Ktor 与 Server-Sent Events 驱动的异步 Prettier 格式化服务实现

后端架构

文章字数: 3.5k

阅读时长: 16 分

团队扩大后，前端代码格式化规范的统一成了一个不大不小的麻烦。虽然有 .prettierrc 和 husky，但总有人本地环境配置不当，导致 CI 阶段因为格式问题频繁失败。CI 流水线中执行 npm install 再运行 Prettier 既慢又占用资源。由此，一个想法浮现：构建一个集中式的、版本统一的 Prettier 格式化服务，IDE 插件或 Git 钩子直接调用这个服务，而不是依赖本地的 Node.js 环境。

初步构想是创建一个 API，接收代码片段，返回格式化后的结果。但这太过简单，无法满足一个关键需求：对于大型文件或批处理任务，格式化可能需要数秒，我们希望客户端能实时看到处理进度，例如“正在解析AST”、“正在格式化”、“写入完成”等，而不是一个漫长的等待后接收一个最终结果。这种单向、实时的状态推送场景，Server-Sent Events (SSE) 是比 WebSocket 更轻量、更合适的选择。

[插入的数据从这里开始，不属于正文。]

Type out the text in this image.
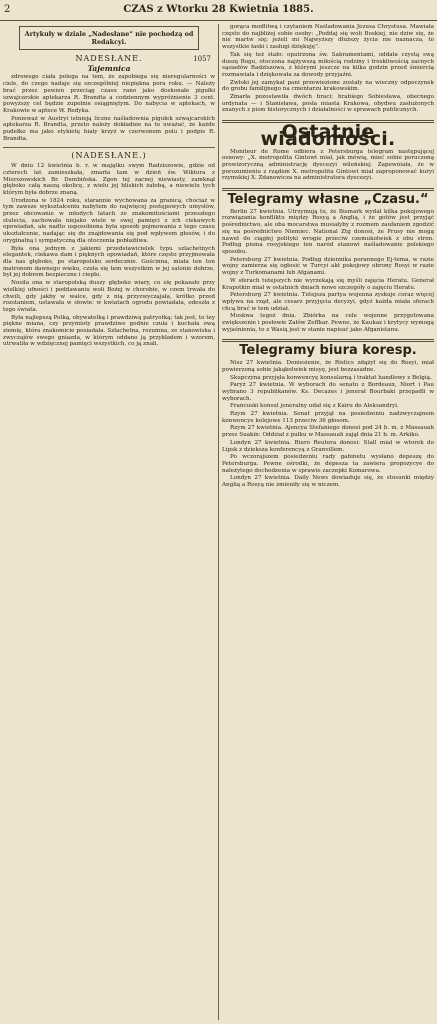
2	CZAS z Wtorku 28 Kwietnia 1885.
Artykuły w dziale „Nadesłane“ nie pochodzą od Redakcyi.
NADESŁANE.	1057
Tajemnica
zdrowego ciała polega na tem, że zapobiega się nieregularności w ciele, do czego nadaje się szczególniej niepiękna pora roku. — Należy brać przez pewien przeciąg czasu rano jako doskonałe pigułki szwajcarskie aptekarza R. Brandta a codziennym wypróżnienie 3 cent. powyższy cel będzie zupełnie osiągniętym. Do nabycia w aptekach, w Krakowie w aptece W. Redyka.
Ponieważ w Austryi istnieją liczne naśladownia pigułek szwajcarskich aptekarza R. Brandta, przeto należy dokładnie na to uważać, że każde pudełko ma jako etykietę biały krzyż w czerwonem polu i podpis R. Brandta.
(NADESŁANE.)
W dniu 12 kwietnia b. r. w majątku swym Radziszowie, gdzie od czterech lat zamieszkała, zmarła tam w dzień św. Wiktora z Mierozowskich Br. Dembińska. Zgon tej zacnej niewiasty, zamknął głęboko całą naszą okolicę, z wielu jej bliskich żałobą, a niewielu tych którym była dobrze znaną.
Urodzona w 1824 roku, starannie wychowana za granicą, chociaż w tym zawsze wykształceniu nabytem do najwięcej postępowych umysłów, przez obcowanie w młodych latach ze znakomitościami przeszłego stulecia, zachowała niejako wiele w swej pamięci z ich ciekawych opowiadań, ale nadto usposobiona była sposób pojmowania z tego czasu ukształcenie, nadając się do znajdowania się pod wpływem głosów, i do oryginalną i sympatyczną dla otoczenia pobłażliwa.
Była ona jednym z jakiemi przedstawicielek typu szlachetnych elegantek, ciekawa dam i pięknych opowiadań, które często przyjmowała dla nas głęboko, po staropolsku serdecznie. Gościnna, miała ten ton matronom dawnego wieku, czuła się tem wszystkim w jej salonie dobrze, był jej dobrem bezpieczne i ciepło.
Nosiła ona w staropolską duszy głęboko wiary, co się pokazało przy wielkiej ufności i poddawaniu woli Bożej w chorobie, w czem trwała do chwili, gdy jakby w walce, gdy z nią przyzwyczajała, krótko przed rozstaniem, ustawała w słowie: w kwiatach ogrodu powiadała, odeszła z tego świata.
Była najlepszą Polką, obywatelką i prawdziwą patryotką; tak jest, to tey piękne miana, czy przymioty prawdziwe godnie czuła i kochała ową ziemię, która znakomicie posiadała. Szlachetna, rozumna, ze stanowiska i zwyczajów swego gniazda, w którym oddano ją przykładem i wzorem, utrwaliła w wdzięcznej pamięci wszystkich, co ją znali.
gorąca modlitwą i czytaniem Naśladowania Jezusa Chrystusa. Mawiała często do najbliżej sobie osoby: „Poddaj się woli Boskiej, nie dziw się, że nie martw się; jeżeli mi Najwyższy dłuższy życia nie naznacza, to wszystkie łaski i zasługi dziękuję”.
Tak się też stało: opatrzona św. Sakramentami, oddała czystą swą duszę Bogu, otoczona najżywszą miłością rodziny i troskliwością zacnych sąsiadów Radziszowa, z którymi jeszcze na kilka godzin przed śmiercią rozmawiała i dziękowała za dowody przyjaźni.
Zwłoki jej zamykał pani przewiezione zostały na wieczny odpoczynek do grobu familijnego na cmentarzu krakowskim.
Zmarła pozostawiła dwóch braci: hrabiego Sobiesława, obecnego ordynata — i Stanisława, posła miasta Krakowa, obydwu zasłużonych znanych z pism historycznych i działalności w sprawach publicznych.
Ostatnie wiadomości.
Moniteur de Rome odbiera z Petersburga telegram następującej osnowy: „X. metropolita Gintowt miał, jak mówią, mieć sobie poruczoną prowizoryczną administrację dyecezyi wileńskiej. Zapewniała, że w porozumieniu z rządem X. metropolita Gintowt miał zaproponować kuryi rzymskiej X. Zdanowicza na administratora dyecezyi.
Telegramy własne „Czasu.“
Berlin 27 kwietnia. Utrzymują tu, że Bismark wydał kilka pokojowego rozwiązania konfliktu między Rosyą a Anglią, i że gotów jest przyjąć pośrednictwo, ale oba mocarstwa musiałyby z rozmem zaufaniem zgodzić się na pośrednictwo Niemiec. National Ztg donosi, że Prusy nie mogą nawet do ciągłej polityki wrogie przeciw czemukolwiek z obu stron. Podług pisma rosyjskiego ten naród stanowi naśladowanie polskiego sposobu.
Petersburg 27 kwietnia. Podług dziennika porannego Ej-tema, w razie wojny zamierza się ogłosić w Turcyi akt pokojowy obrony Rosyi w razie wojny z Turkomanami lub Afganami.
W sferach tutejszych nie wyrzekają się myśli zajęcia Heratu. Generał Krapotkin miał w ostatnich dniach nowe szczegóły o zajęciu Heratu.
Petersburg 27 kwietnia. Tutejsza partya wojenna zyskuje coraz więcej wpływu na rząd, ale cesarz przyjęcia decyzyi, gdyż każda miała sferach chcą brać w tem udział.
Moskwa tegoż dnia. Zbiórka na cele wojenne przygotowana zwiększenie i posłowie Załów Zeffkar. Pewne, że Kaukaz i krytycy wymogą wyjaśnienia, to z Wasią jest w stanie napisać jako Afganistanu.
Telegramy biura koresp.
Nisz 27 kwietnia. Doniesienie, że Ristics zdążył się do Rosyi, miał powierzoną sobie jakąkolwiek misyę, jest bezzasadne.
Skupczyna przyjęła konwencyę konsularną i traktat handlowy z Belgią.
Paryż 27 kwietnia. W wyborach do senatu z Bordeaux, Niort i Pau wybrano 3 republikanów. Ks. Decazes i jenerał Bourbaki przepadli w wyborach.
Francuski konsul jeneralny udał się z Kairu do Aleksandryi.
Rzym 27 kwietnia. Senat przyjął na posiedzeniu nadzwyczajnem konwencye kolejowe 113 przeciw 36 głosom.
Rzym 27 kwietnia. Ajencya Stefaniego donosi pod 24 b. m. z Massauah przez Suakin: Oddział z pułku w Massauah zajął dnia 21 b. m. Arkiko.
Londyn 27 kwietnia. Biuro Reutera donosi: Stall miał w wtorek do Lipsk z dzieksza konferencyą z Granvillem.
Po wczorajszem posiedzeniu rady gabinetu wysłano depeszę do Petersburga. Pewne ośrodki, że depesza ta zawiera propozycye do należytego dochodzenia w sprawie zaczepki Komarowa.
Londyn 27 kwietnia. Daily News dowiaduje się, że stosunki między Anglią a Rosyą nie zmieniły się w niczem.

技术选型上，后端我选择了 Kotlin + Ktor，因为它轻量、异步优先，与 Kotlin Coroutines 深度集成，非常适合处理 I/O 密集型和长连接任务。而要在 JVM 环境中运行 Prettier 这个 JavaScript 工具，GraalVM 的 Polyglot API 是不二之选。它允许我们在 JVM 内部高效、安全地执行 JavaScript 代码。

于是，一个清晰的架构浮现了：

客户端通过一个 REST API POST 请求提交待格式化的代码，服务立即返回一个唯一的任务 ID 和一个用于接收实时事件的 SSE 连接端点。
Ktor 后端接收到请求后，启动一个后台协程，使用 GraalVM Context 来执行 Prettier 的格式化逻辑。
客户端使用任务 ID 连接到 SSE 端点。
在后台协程中，每当 Prettier 完成一个关键步骤，就通过一个共享的事件通道（SharedFlow）将状态事件推送出去。
Ktor 的 SSE 端点订阅这个 SharedFlow，并将接收到的事件实时地流式传输给客户端。
任务完成后，推送一个包含最终格式化代码的 done 事件，并关闭连接。

以下是这个异步格式化服务的核心实现过程。

环境与依赖配置

首先是项目的基础设施。build.gradle.kts 文件需要引入 Ktor 相关依赖、GraalVM SDK 以及日志库。

// build.gradle.kts

plugins {
    kotlin("jvm") version "1.9.20"
    id("io.ktor.plugin") version "2.3.6"
    id("org.jetbrains.kotlin.plugin.serialization") version "1.9.20"
}

group = "com.example"
version = "0.1.0"

application {
    mainClass.set("com.example.ApplicationKt")
}

repositories {
    mavenCentral()
}

dependencies {
    // Ktor Core
    implementation("io.ktor:ktor-server-core-jvm")
    implementation("io.ktor:ktor-server-cio-jvm")
    implementation("io.ktor:ktor-server-content-negotiation-jvm")
    implementation("io.ktor:ktor-serialization-kotlinx-json-jvm")
    implementation("io.ktor:ktor-server-sse-jvm") // Server-Sent Events support

    // Logging
    implementation("ch.qos.logback:logback-classic:1.4.11")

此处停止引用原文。